We are also grateful for Ilka Lorenzen-Schmidt, Stephen Kraker and Veronika Bonin from Germany who were summer students and devoted their time to this project.

Conflict of Interest

The author(s) do not have any conflict of interest

Funding Sources

The author(s) received no financial support for the research, authorship, and/or publication of this article

Data Availability Statement

This statement does not apply to this article.

Ethics Statement

This research did not involve human participants, animal subjects, or any material that requires ethical approval.
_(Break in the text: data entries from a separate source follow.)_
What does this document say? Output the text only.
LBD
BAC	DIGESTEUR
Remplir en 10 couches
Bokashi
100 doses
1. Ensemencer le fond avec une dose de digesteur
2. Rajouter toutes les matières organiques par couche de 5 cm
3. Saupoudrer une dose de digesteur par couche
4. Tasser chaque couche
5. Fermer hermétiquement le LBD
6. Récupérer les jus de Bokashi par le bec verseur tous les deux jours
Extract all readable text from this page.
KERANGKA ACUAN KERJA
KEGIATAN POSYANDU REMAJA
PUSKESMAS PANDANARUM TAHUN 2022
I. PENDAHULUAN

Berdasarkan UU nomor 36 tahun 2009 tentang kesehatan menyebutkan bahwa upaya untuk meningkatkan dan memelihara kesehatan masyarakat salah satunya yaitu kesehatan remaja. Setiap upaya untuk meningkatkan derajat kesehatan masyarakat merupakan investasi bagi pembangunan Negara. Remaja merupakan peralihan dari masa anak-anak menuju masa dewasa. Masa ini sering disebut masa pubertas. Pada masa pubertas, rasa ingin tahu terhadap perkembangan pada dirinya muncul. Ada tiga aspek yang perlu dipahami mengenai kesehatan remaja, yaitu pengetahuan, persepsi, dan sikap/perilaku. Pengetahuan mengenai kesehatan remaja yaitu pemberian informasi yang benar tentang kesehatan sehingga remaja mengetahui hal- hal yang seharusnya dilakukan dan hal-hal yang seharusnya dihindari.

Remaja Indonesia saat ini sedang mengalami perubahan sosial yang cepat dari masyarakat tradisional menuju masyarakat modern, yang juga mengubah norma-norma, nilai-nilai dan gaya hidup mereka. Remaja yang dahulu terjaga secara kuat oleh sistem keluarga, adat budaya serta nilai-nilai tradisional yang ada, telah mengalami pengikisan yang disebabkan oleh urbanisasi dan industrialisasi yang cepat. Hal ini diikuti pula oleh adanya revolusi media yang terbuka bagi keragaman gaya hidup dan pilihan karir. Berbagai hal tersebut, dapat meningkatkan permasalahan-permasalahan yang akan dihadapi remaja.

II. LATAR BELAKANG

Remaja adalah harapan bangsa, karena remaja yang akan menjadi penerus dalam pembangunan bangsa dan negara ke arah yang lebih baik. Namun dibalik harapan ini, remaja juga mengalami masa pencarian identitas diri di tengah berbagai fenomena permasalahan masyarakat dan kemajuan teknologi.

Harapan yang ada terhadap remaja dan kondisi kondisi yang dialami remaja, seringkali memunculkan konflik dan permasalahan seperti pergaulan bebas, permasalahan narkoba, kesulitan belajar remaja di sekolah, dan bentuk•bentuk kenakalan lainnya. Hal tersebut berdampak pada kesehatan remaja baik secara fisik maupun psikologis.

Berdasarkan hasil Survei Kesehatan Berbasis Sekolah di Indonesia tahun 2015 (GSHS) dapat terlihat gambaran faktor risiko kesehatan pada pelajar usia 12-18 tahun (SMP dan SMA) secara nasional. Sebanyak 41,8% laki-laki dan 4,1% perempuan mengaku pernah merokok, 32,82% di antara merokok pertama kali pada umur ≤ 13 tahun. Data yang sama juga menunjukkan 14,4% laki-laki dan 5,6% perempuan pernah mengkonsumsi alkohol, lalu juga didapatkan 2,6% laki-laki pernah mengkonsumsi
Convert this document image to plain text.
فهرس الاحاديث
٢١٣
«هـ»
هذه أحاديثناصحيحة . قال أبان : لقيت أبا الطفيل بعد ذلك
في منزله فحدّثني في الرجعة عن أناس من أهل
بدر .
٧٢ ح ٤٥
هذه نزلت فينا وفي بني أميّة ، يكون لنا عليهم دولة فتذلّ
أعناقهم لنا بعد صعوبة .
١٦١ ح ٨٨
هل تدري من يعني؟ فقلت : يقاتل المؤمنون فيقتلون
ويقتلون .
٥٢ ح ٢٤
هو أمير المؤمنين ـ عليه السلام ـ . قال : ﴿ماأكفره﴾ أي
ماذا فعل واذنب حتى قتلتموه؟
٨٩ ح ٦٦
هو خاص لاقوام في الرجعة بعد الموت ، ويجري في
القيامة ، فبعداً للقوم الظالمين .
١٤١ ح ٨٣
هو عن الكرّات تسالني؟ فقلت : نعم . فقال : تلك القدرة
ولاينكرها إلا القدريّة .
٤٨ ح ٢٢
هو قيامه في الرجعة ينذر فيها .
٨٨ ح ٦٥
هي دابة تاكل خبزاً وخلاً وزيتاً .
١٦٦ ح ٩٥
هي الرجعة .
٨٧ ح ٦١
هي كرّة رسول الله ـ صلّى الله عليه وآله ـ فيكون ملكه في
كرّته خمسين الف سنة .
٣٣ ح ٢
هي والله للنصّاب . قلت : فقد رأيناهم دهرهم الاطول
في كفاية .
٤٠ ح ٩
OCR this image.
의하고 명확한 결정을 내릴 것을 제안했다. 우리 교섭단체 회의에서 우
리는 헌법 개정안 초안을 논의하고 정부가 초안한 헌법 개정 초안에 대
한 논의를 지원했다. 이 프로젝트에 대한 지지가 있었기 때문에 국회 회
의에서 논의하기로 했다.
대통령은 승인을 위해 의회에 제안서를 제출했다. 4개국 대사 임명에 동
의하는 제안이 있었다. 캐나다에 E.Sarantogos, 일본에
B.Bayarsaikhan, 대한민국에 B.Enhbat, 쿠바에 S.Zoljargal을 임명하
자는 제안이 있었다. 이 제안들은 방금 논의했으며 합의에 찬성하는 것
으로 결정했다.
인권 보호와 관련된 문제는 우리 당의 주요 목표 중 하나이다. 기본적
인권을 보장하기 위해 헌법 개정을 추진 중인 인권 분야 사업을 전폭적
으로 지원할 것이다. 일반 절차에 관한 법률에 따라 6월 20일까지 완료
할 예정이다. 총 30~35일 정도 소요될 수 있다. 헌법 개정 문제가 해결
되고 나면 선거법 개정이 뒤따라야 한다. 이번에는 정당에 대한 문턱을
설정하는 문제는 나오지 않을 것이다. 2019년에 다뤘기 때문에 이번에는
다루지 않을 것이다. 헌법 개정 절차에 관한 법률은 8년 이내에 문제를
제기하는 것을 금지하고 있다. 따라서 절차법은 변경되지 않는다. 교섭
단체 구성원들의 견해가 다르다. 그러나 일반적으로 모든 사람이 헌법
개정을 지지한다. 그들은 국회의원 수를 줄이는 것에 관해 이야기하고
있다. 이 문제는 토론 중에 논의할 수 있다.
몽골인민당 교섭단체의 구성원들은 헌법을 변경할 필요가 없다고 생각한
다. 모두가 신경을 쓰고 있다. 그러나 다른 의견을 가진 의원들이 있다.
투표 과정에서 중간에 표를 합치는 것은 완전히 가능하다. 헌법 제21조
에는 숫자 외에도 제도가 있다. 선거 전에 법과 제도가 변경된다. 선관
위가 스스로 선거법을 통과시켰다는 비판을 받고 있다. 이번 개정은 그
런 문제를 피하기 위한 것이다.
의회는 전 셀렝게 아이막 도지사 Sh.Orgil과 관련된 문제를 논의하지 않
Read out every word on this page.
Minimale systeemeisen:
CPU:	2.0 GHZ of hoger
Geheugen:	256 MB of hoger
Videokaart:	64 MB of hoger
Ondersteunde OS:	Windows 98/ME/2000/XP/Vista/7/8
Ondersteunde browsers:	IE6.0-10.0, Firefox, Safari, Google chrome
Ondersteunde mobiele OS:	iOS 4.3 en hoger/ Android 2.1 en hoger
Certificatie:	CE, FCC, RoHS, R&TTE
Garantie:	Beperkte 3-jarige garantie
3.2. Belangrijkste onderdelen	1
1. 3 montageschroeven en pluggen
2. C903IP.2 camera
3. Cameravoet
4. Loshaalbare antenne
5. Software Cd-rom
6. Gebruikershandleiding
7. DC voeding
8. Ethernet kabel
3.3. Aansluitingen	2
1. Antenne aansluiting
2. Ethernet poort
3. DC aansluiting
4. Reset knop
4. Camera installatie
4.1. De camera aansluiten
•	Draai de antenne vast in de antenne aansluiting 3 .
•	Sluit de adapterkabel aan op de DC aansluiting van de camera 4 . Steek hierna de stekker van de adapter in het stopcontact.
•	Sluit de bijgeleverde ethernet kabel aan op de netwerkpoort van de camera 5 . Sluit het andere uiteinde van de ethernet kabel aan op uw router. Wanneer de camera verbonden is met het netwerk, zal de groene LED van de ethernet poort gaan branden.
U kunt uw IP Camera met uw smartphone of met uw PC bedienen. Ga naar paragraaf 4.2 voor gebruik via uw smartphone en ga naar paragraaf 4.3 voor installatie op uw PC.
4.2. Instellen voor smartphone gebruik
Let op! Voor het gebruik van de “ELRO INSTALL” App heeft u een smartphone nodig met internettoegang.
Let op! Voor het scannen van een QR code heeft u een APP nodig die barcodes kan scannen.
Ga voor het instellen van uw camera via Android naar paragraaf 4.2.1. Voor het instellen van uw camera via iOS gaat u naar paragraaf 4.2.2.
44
Informed Consent Statement

This study did not involve human participants, and therefore, informed consent was not required.

Authors’ Contribution

Dr Najam Siddiqi: Wrote the proposal and identified the parameters to be measured on femur, visited China and Japan to collect the bones, took the radiographs, brought them back to the Biomechanics lab at Johns Hopkins University, and measured the femoral medullary canal by using a digitizer. Helped the IT people to develop the software for the digitizer and methodology to measure on the radiographs. The data was collected on a hard disc, analyzed, followed by writing the paper.

Prof. Edmond Chao: As the Director of the Biomechanics Lab, he wrote the initial proposal, developed a jig to hold the bone for taking radiographs of the femur, supervised the overall writing of this research project. He made collaborations with the hospitals and medical colleges in East Asian countries for collection of the femora, visited Korea and Taiwan and got the radiographs of the bones and brought them back to the Biomechanics lab at Johns Hopkins University. With the IT people, he  developed a custom made software for measuring the bone parameters. He also supervised the data analysis.